その代わり、問題児と言われる転校生が大きな声で雑談しています。彼がきてからクラスの雰囲気が変わりました。透明な水に一滴の墨汁を垂らしたように、全体は薄暗い影を帯びています。彼は授業なんて聞かずに無駄口ばかり叩いています。


長男は、

移動教室も誰かと絡むことなく1人。


休み時間になると、図書室に直行をし読書をしていました。



たった1年なのに、

こんなにも、、変わるんだ。。



小4の4月はみんなで公園で遊んでいたものの、5月から急に行かなくなったので、その直後からの変化なのでしょう。


長男のこれまでの会話から、問題児を中心としたグループができあがっていて、長男はそこから排除されるような言葉を投げつけられているようです。


クラスの片隅で耐えるように存在している長男を見ていてこちらまで苦しくなる。


果たして来年も、再来年もこの状態が続くのでしょうか。

それともクラスが変わればまた変わるのでしょうか?




「学校に行きたくない。ここから離れたい」



長男のその切実なる願いは、奇しくも中学受験への意思をより強固なものにしているようです。

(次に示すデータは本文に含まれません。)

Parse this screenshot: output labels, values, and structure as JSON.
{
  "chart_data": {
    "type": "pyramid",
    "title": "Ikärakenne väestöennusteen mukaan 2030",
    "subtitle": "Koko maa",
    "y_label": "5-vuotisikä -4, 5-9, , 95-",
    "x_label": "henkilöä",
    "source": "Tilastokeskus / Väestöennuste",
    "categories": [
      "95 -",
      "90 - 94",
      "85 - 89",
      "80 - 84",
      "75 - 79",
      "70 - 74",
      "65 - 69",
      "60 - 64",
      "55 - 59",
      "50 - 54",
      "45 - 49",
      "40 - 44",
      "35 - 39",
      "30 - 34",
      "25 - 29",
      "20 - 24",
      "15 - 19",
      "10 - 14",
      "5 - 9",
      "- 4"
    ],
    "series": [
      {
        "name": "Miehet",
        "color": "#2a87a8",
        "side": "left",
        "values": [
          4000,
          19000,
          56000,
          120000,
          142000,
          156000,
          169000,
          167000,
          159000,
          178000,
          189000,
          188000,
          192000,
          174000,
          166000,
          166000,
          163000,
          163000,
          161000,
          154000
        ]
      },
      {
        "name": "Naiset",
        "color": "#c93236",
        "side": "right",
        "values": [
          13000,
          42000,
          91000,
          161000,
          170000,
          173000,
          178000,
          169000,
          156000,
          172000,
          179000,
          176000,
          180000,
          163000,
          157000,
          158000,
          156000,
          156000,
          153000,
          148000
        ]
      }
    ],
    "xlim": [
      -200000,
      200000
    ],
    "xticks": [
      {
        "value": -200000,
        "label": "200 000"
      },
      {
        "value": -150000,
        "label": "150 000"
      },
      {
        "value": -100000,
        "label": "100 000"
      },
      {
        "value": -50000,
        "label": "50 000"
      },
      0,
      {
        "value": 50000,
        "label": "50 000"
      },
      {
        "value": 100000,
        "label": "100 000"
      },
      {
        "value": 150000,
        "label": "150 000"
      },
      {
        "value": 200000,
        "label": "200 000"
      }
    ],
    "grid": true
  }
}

私はカーストという制度などない日本であっても、実は透明なガラスで区切られるように世界が二分されていることを知っています。


それは、底辺の家庭で育ち、荒れた公立中を経て中堅高校に進み、Fラン大学を卒業したにも関わらず、醜いアヒルの子状態で白鳥たちの中に紛れ込む社会人生活を送ったから。

同じ日本にいるのに、同じ時代を生きる同じ年齢なのに、全く違う人生を送っている人たちを目の当たりにしています。


そして私がいま付き合いがある友人たちは、ほとんどが社会人になってからの友人のため、育ちのいい人たちです。


当たり前に中学受験をし、ピアノを弾きこなし、英語もペラペラ。お金に困ったことなんてない。

人生を自分の手でコントロールして謳歌しています。


彼ら彼女たちにとって、昔の私のような、世間の理不尽さに耐えながらなす術もなくただ生きるしかない人たちの存在は、映画の中のように現実感がないものなのです。


そして街中ですれ違うことはあれど、人生が交錯することはない。


なのでもし長男の中学受験が成功すれば、それは玉砕混合の世界を出て、二分された世界の入口に足を踏み入れるということ。


もう授業を妨害したり、徒党を組んでいじめを行うような人の限りなく少ない世界を歩んでいくことになるでしょう。


その時にはじめて、この混沌とした小学校高学年の数年もいい経験だったと言えるのではないかと思うのです。


「絶対にそんなふうに思わない。最悪な経験だよ」


と今は言うけれど、そう懐かしめる日が

世界の分断を知った上で今に感謝できる日が

いつか来ればいいなと願うのでした。